Finding stable clusterings of single-cell RNA-seq data

A sampling-based method that can identify stable (replicable) clusterings of cells for data presented as UMI counts is described. The structure of the processing pipeline is conventional: filter and transform counts, restrict to data for highly variable genes, reduce dimensionality, and cluster cells.

Divisive (binary) hierarchical spectral clustering is used. We propose what may be a novel method to map a clustering tree to a set of nested clusterings.

For spectral clustering, non-zero affinities are defined for points that are k -nearest neighbors ( k is an input parameter). The affinity equals the inverse of the distance between the points. This led to exploration of the variation of the distance between points (that represent cells in low-dimensional Euclidean space) that are k -nearest neighbors. Variation can be large – ranging over three orders of magnitude for one data set studied. This may have implications for other clustering schemes.

Given a set of points, Ng, Jordan, and Weiss’ algorithm is used to divide it into two clusters. Repeating for each daughter cluster – and its descendants – generates a clustering tree. Because the algorithm splits a set of points into two subsets, the points are mapped to two-dimensional Euclidean space for clustering. The clusters’ separation is measured by a quantity, H, calculated in two dimensions, which is formally identical to the F-statistic, equal to the between-cluster sum of squares divided by the within-cluster sum of squares, scaled by degrees of freedom. The larger H is, the greater the separation between the clusters.

Each cluster corresponds to a node of the clustering tree. Dividing a set of points into two subsets corresponds to defining two daughter nodes. Assign the length of the branch between a node and each of its daughters to equal 1/H. That is, the larger the separation between the daughter clusters, the closer they are (viewed as nodes) to their parent node in the tree. Nodes’ distances from the root define the mapping of the tree to a set of nested clusterings.
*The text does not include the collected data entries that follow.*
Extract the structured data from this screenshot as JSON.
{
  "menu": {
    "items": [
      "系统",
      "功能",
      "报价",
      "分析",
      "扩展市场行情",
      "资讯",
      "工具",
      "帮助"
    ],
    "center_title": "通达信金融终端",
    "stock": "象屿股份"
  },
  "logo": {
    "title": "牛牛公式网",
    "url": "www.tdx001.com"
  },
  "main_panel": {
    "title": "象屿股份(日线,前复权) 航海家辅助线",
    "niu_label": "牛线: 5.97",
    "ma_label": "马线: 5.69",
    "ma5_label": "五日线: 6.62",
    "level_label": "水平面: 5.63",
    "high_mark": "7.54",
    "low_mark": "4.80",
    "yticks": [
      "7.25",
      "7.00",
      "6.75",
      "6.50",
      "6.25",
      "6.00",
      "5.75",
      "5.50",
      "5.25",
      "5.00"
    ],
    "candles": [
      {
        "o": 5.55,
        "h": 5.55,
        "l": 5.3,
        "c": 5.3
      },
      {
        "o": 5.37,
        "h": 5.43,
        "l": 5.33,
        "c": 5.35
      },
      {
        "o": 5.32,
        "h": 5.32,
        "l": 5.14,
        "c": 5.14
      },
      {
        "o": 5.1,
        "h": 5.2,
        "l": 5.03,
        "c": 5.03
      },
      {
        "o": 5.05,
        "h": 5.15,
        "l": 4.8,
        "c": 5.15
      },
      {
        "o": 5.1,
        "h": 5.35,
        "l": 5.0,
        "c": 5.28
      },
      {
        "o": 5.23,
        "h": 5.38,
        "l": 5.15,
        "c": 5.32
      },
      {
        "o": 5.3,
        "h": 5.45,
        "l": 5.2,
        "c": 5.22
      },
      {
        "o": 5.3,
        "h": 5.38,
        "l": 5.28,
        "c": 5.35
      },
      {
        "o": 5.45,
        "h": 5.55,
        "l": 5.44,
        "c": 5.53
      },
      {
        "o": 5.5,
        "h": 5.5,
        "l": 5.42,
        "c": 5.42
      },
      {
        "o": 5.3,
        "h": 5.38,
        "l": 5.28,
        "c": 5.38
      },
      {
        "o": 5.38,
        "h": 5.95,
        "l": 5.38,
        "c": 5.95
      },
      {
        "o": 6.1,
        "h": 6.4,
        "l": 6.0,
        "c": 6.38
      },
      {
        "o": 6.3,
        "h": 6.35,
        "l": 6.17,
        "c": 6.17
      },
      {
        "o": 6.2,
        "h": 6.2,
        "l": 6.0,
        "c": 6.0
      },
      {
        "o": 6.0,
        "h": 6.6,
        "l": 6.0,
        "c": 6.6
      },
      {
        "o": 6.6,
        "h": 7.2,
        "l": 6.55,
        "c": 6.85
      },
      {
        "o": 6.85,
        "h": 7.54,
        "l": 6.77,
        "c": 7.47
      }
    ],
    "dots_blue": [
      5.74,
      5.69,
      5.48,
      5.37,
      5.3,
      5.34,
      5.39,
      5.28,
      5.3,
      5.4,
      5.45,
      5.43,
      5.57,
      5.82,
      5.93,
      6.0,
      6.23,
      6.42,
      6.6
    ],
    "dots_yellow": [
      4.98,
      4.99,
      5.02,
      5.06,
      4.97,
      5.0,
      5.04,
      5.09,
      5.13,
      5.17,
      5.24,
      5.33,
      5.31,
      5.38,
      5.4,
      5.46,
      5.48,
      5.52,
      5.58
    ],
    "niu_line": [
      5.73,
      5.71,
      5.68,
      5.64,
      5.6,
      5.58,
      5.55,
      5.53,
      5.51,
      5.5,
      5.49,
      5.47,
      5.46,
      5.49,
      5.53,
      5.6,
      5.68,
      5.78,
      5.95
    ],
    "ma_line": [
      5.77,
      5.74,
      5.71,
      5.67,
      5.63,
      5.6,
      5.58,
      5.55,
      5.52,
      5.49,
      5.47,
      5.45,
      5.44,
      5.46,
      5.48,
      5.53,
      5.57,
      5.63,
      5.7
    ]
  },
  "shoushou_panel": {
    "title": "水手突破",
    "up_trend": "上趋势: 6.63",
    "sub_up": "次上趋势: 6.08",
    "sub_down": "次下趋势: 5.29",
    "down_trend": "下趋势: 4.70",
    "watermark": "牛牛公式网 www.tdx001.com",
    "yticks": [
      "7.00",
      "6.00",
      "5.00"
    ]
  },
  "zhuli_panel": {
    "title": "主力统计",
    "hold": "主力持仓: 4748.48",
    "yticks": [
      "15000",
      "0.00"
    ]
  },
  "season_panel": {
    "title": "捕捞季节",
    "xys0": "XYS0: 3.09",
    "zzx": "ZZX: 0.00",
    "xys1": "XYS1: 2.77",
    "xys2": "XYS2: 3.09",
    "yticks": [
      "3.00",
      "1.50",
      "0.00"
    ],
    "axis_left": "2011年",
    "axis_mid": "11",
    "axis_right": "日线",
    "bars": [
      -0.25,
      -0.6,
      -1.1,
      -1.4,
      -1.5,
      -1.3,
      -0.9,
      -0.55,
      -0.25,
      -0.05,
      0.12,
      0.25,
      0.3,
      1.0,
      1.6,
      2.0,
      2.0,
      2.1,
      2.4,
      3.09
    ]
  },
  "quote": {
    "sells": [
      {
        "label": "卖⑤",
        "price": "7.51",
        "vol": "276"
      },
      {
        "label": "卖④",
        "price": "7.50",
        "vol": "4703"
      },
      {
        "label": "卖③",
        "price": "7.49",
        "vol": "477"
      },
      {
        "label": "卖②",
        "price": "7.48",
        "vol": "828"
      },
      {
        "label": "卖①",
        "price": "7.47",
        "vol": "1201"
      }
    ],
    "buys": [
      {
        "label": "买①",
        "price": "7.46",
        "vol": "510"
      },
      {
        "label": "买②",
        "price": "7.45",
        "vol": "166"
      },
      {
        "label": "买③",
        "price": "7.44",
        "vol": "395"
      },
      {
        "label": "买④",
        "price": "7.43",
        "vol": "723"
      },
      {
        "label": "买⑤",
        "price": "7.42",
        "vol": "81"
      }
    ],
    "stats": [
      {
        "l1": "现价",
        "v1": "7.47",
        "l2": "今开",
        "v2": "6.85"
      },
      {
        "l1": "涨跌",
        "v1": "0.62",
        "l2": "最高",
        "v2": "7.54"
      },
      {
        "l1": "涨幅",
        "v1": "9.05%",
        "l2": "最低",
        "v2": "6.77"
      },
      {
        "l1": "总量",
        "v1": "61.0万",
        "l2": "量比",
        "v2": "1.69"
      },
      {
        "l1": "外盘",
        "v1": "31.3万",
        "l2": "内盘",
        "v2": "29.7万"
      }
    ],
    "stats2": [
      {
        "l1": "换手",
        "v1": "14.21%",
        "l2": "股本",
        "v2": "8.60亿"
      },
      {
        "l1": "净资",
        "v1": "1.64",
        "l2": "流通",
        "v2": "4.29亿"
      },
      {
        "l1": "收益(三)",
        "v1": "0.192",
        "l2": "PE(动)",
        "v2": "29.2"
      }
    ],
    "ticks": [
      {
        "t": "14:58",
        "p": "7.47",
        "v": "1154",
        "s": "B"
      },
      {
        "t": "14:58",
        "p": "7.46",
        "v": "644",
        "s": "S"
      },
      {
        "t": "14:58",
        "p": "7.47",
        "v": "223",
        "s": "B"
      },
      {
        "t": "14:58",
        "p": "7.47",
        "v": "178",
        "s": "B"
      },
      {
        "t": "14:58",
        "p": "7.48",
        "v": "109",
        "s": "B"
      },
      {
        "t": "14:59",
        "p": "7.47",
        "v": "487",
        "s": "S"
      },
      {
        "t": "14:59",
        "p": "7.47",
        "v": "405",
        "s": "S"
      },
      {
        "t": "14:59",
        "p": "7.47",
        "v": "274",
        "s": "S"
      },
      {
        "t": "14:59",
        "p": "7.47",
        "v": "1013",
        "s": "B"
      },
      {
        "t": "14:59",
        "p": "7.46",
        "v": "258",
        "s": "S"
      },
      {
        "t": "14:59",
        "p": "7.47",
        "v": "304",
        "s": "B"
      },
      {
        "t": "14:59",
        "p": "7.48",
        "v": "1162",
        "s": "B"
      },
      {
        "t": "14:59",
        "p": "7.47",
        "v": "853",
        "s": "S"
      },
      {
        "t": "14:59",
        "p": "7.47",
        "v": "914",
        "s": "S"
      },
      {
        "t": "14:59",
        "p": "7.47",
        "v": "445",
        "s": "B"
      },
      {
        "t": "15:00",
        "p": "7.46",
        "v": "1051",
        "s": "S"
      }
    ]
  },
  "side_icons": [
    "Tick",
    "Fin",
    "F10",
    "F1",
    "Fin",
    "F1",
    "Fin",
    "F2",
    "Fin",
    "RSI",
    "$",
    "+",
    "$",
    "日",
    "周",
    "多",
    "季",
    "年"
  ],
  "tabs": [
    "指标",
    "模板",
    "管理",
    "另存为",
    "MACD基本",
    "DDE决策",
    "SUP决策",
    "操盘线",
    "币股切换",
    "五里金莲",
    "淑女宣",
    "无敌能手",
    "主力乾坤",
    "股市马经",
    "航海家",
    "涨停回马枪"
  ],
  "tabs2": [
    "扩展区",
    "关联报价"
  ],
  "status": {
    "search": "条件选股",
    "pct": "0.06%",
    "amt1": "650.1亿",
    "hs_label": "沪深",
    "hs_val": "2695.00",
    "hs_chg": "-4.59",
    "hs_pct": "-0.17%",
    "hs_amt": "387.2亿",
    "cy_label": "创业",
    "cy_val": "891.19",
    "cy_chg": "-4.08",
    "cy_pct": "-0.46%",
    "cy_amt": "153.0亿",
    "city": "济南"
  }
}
Analysis is performed for all cells and for multiple pairs of complementary samples of cells. For a given number of clusters, each sample’s clustering and clusters are compared to those of the full data set (restricted to the sample). If differences are small for all samples, the clustering may be considered stable.

The method supports single-factor batch correction.

Preliminary analysis not discussed here suggests that differential expression can contribute to evaluating stability.